Der demokratische Senatskandidat aus Michigan, Abdul El‑Sayed, nutzte seine erste Einzeldebatte mit Abgeordneter Haley Stevens, um fast ausschließlich Israel und den Einfluss des American Israel Public Affairs Committee (AIPAC) zu thematisieren. Er argumentierte, dass der jüdische Staat die US‑Politik in den Bereichen Künstliche Intelligenz, Staatsschulden und sogar die Ausrichtung der Demokratischen Partei unter dem Senatssmindermandatführer Chuck Schumer prägt.
Auf die Frage, ob KI reguliert werden sollte, antwortete El‑Sayed, er werde „in diesem Rennen 30‑zu‑1 ausfinanziert" und dass „dieses Geld vom American Israel Public Affairs Committee kommt." Er sagte, die Mittel würden genutzt, um Regierungsentscheidungen zu beeinflussen, und forderte Reformen der Wahlkampffinanzierung.

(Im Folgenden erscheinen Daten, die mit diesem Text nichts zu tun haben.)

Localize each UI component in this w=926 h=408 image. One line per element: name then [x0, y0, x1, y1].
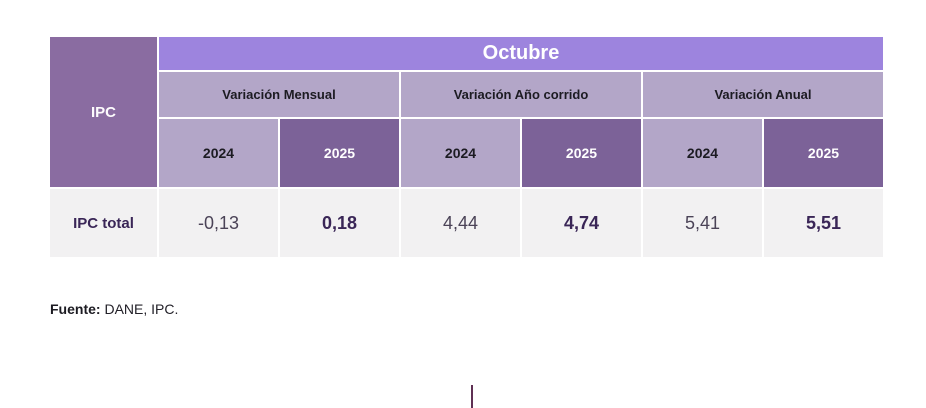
month-header: Octubre — [159, 37, 883, 70]
year-header-mensual-2025: 2025 — [280, 119, 399, 187]
table-corner-header: IPC — [50, 37, 157, 187]
text-cursor[interactable] — [471, 385, 473, 408]
group-header-variacion-anual: Variación Anual — [643, 72, 883, 117]
source-text: DANE, IPC. — [100, 301, 179, 317]
value-mensual-2025: 0,18 — [280, 189, 399, 257]
ipc-table: IPC Octubre Variación Mensual Variación … — [50, 37, 883, 257]
year-header-ano-corrido-2024: 2024 — [401, 119, 520, 187]
year-header-anual-2024: 2024 — [643, 119, 762, 187]
value-mensual-2024: -0,13 — [159, 189, 278, 257]
source-note: Fuente: DANE, IPC. — [50, 301, 178, 317]
year-header-anual-2025: 2025 — [764, 119, 883, 187]
year-header-mensual-2024: 2024 — [159, 119, 278, 187]
value-anual-2024: 5,41 — [643, 189, 762, 257]
value-ano-corrido-2025: 4,74 — [522, 189, 641, 257]
group-header-variacion-mensual: Variación Mensual — [159, 72, 399, 117]
source-label: Fuente: — [50, 301, 101, 317]
group-header-variacion-ano-corrido: Variación Año corrido — [401, 72, 641, 117]
value-anual-2025: 5,51 — [764, 189, 883, 257]
row-label-ipc-total: IPC total — [50, 189, 157, 257]
year-header-ano-corrido-2025: 2025 — [522, 119, 641, 187]
value-ano-corrido-2024: 4,44 — [401, 189, 520, 257]
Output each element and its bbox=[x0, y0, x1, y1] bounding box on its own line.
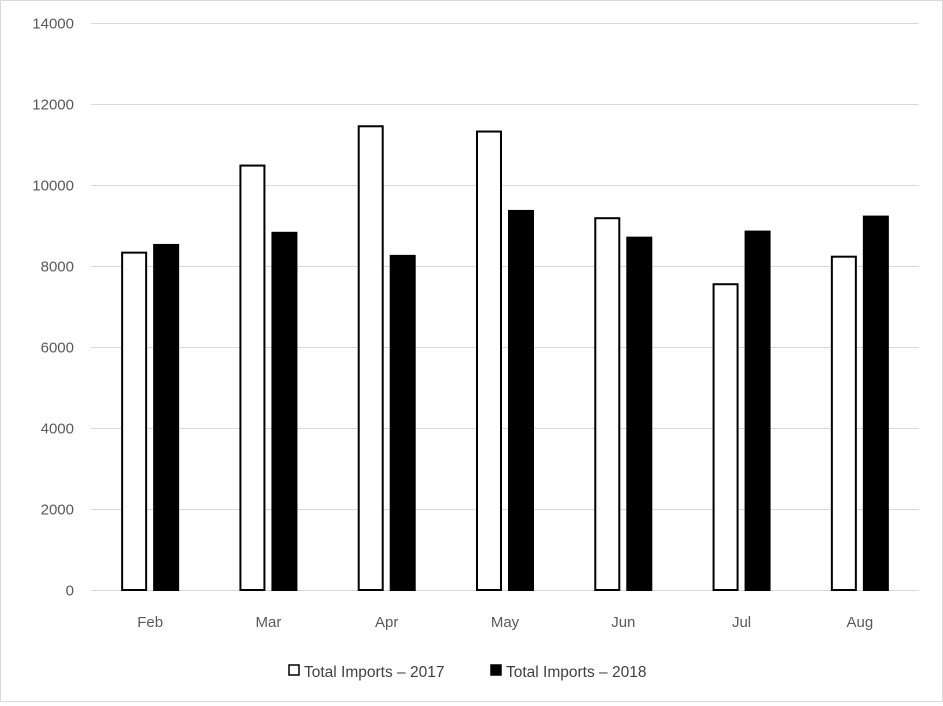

Zum Thema Staatsschulden forderte er ein Ende der „dummen Kriege, die wir nicht im Auftrag fremder Regierungen führen sollten", beschuldigte Israel, die USA in einen möglichen Konflikt mit dem Iran zu ziehen, und verwies auf die Rolle von AIPAC in der US‑Außenpolitik.
Die Debatte war die erste direkte Konfrontation der beiden Kandidaten, seit Staats Senatorin Mallory McMorrow Anfang dieser Woche aus dem Rennen ausgestiegen war. Die demokratische Vorwahl findet am 4. August statt, wobei der Sieger gegen den Republikaner Mike Rogers bei der allgemeinen Wahl im November antreten wird.
Laut einer von einem Super‑PAC, das El‑Sayed unterstützt, in Auftrag gegebenen Umfrage liegt er 20 Punkte vor Stevens. Seine Kampagne konzentriert sich auf Vorwürfe, Israel und AIPAC kauften Politiker ab, während er bewusst Kritik am iranischen Regime vermeidet, ein Standpunkt, der bei manchen Wählern Kontroversen auslöst.
Auf die Frage, ob die Demokratische Partei zu weit nach links abdriftet, antwortete El‑Sayed, dass die Partei die gewöhnlichen Menschen und nicht Sonderinteressen vertreten müsse.
Erstmals berichtet von der Originalquelle.